Closing the door to his room, Jimmy went out to the balcony to see what the raven had dropped.
The balcony was full of deep shadows from the trees and an oncoming storm, and it took Jimmy a couple of minutes to find it. But his eyes were still keen, something he was proud of. He caught a glint of it under his chair, where it had bounced after being dropped by the bird the Tlingit considered both a messenger and an ally.
It felt warm in his hand as he picked it up even though the temperature had dropped another three degrees. He opened his palm slowly to examine it in the deepening gloom.
It was a medallion of some sort. Made of hammered copper, it was lozenge-shaped and well tarnished by years of exposure. On one side was a long house like in his village; only this one was so grand it must have been the home of some god. He turned it over. On the obverse it read,
CHIN EATER
in English.
Chin eater
.
It sounded like a demon although it was no demon Jimmy had ever heard of. Perhaps it was a hero, some legendary warrior. The words were in English, so they might have corrupted the original Tlingit meaning.
But what was the meaning? It was a talisman from Raven and therefore of great import.
As Jimmy regarded it, he felt a hot pain in his shoulder. He rubbed at it under his shirt, and was shocked to see his fingertips bright with blood. He placed the talisman in his pocket and pulled off his shirt.
There, on his shoulder, were three jagged scratches welling with blood.
And at his biceps, spreading with mean swiftness, a set of bruises on each arm.
Bruises like plum-colored fingertips.
Stan Roberts wasn’t happy.
First of all, it was July, which meant the humidity was somewhere just short of being underwater. He had stepped out of the shower that morning, toweled off, and immediately started sweating. His shirt and sports coat were already soaked in the back and under his arms.
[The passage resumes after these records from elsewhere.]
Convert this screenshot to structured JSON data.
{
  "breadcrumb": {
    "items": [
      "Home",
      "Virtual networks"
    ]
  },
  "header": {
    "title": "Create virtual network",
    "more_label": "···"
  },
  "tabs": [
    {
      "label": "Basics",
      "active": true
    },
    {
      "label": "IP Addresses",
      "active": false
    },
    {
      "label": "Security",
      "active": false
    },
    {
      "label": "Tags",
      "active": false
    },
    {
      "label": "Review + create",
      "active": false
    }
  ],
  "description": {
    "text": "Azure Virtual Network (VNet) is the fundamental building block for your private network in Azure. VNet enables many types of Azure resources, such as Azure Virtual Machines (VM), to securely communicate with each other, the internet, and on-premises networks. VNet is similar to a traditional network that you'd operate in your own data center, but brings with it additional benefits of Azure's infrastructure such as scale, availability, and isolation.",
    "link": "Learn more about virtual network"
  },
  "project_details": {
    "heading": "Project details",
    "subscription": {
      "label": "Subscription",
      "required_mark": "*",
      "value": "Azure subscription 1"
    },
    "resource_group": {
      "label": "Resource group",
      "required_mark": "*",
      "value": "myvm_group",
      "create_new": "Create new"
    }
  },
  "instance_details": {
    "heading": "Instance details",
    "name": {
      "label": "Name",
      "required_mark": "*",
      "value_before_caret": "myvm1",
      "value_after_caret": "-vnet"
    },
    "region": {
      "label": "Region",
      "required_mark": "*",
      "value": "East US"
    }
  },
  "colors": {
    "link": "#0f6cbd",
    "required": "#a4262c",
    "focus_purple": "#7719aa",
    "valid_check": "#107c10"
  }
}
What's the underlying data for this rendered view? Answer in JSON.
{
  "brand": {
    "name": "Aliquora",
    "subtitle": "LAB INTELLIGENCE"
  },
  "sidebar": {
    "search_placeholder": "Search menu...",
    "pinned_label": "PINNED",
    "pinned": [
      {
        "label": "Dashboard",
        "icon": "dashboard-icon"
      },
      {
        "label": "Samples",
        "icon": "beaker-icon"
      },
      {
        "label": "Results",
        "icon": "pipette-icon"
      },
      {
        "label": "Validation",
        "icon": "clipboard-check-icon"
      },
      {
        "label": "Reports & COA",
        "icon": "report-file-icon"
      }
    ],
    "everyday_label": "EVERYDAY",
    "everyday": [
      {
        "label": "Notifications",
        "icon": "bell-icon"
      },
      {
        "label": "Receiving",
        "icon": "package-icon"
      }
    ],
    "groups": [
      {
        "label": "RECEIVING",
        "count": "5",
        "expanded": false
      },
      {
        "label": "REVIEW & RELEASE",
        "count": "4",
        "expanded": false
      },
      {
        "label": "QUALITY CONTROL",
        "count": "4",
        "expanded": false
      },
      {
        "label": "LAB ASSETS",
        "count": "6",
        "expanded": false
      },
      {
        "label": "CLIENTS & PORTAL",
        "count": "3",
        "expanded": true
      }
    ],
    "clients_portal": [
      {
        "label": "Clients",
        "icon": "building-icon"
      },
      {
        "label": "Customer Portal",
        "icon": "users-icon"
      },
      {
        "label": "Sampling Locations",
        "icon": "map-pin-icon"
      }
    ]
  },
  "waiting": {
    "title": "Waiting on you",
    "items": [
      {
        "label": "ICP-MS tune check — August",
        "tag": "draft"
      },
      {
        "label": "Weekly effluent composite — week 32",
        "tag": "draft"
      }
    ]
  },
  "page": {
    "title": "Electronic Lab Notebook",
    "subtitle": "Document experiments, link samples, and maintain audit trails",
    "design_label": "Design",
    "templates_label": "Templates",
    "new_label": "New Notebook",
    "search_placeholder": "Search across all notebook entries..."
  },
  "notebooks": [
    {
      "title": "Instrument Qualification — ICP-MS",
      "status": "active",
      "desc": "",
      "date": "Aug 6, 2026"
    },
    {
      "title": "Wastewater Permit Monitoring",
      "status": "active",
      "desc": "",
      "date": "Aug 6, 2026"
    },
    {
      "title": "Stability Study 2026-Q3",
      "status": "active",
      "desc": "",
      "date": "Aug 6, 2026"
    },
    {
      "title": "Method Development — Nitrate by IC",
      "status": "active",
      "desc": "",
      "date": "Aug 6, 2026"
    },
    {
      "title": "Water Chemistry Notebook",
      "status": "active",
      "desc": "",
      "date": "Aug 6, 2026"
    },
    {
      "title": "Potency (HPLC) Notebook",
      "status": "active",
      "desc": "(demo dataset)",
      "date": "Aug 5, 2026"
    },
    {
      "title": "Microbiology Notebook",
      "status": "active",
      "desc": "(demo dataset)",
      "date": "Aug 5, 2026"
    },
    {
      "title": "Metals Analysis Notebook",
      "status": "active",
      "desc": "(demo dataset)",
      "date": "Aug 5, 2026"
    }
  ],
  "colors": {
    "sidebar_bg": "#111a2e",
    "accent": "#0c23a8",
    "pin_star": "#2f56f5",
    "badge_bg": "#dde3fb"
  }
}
Second, it was Sunday, and he had planned to spend the day in Jersey with his kids. Instead, he was investigating a homicide at some rich asshole’s home.
Stan didn’t like wealthy people—they looked down on cops and tended to treat anyone on the job like their own private security and errand service. He wouldn’t go so far as to say they were worse than the lowlifes or gangbangers, but at least those assholes were up front about their dislike of the police. It was a mutual hatred and more honest somehow.
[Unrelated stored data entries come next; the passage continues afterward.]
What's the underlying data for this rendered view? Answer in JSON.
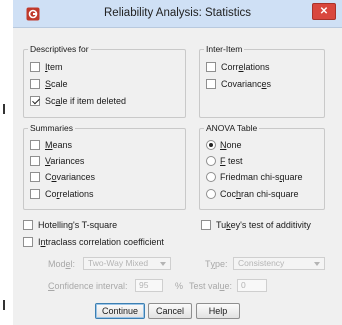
{
  "dialog": {
    "title": "Reliability Analysis: Statistics",
    "close_glyph": "✕"
  },
  "descriptives": {
    "legend": "Descriptives for",
    "items": [
      {
        "pre": "",
        "u": "I",
        "post": "tem",
        "checked": false
      },
      {
        "pre": "",
        "u": "S",
        "post": "cale",
        "checked": false
      },
      {
        "pre": "Sc",
        "u": "a",
        "post": "le if item deleted",
        "checked": true
      }
    ]
  },
  "inter_item": {
    "legend": "Inter-Item",
    "items": [
      {
        "pre": "Corr",
        "u": "e",
        "post": "lations",
        "checked": false
      },
      {
        "pre": "Covarianc",
        "u": "e",
        "post": "s",
        "checked": false
      }
    ]
  },
  "summaries": {
    "legend": "Summaries",
    "items": [
      {
        "pre": "",
        "u": "M",
        "post": "eans",
        "checked": false
      },
      {
        "pre": "",
        "u": "V",
        "post": "ariances",
        "checked": false
      },
      {
        "pre": "C",
        "u": "o",
        "post": "variances",
        "checked": false
      },
      {
        "pre": "Co",
        "u": "r",
        "post": "relations",
        "checked": false
      }
    ]
  },
  "anova": {
    "legend": "ANOVA Table",
    "options": [
      {
        "pre": "",
        "u": "N",
        "post": "one",
        "selected": true
      },
      {
        "pre": "",
        "u": "F",
        "post": " test",
        "selected": false
      },
      {
        "pre": "Friedman chi-s",
        "u": "q",
        "post": "uare",
        "selected": false
      },
      {
        "pre": "Coc",
        "u": "h",
        "post": "ran chi-square",
        "selected": false
      }
    ]
  },
  "extra": {
    "hotelling": {
      "pre": "Hotelling's T-square",
      "u": "",
      "post": "",
      "checked": false
    },
    "tukey": {
      "pre": "Tu",
      "u": "k",
      "post": "ey's test of additivity",
      "checked": false
    },
    "intraclass": {
      "pre": "I",
      "u": "n",
      "post": "traclass correlation coefficient",
      "checked": false
    }
  },
  "icc": {
    "model_label_pre": "Mod",
    "model_label_u": "e",
    "model_label_post": "l:",
    "model_value": "Two-Way Mixed",
    "type_label_pre": "T",
    "type_label_u": "y",
    "type_label_post": "pe:",
    "type_value": "Consistency",
    "ci_label_pre": "",
    "ci_label_u": "C",
    "ci_label_post": "onfidence interval:",
    "ci_value": "95",
    "ci_unit": "%",
    "test_label_pre": "Test val",
    "test_label_u": "u",
    "test_label_post": "e:",
    "test_value": "0"
  },
  "buttons": {
    "continue": "Continue",
    "cancel": "Cancel",
    "help": "Help"
  }
}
He moved briskly down the street, a tall man with an unstylish crew cut that was graying at the temples and slight pockmarks from a severe case of acne when he was in his teens. He rarely smiled, and people tended to move out of his way. That was fine by him; he didn’t put much stock in the little niceties of society. He reserved his compassion for his kids and crime victims.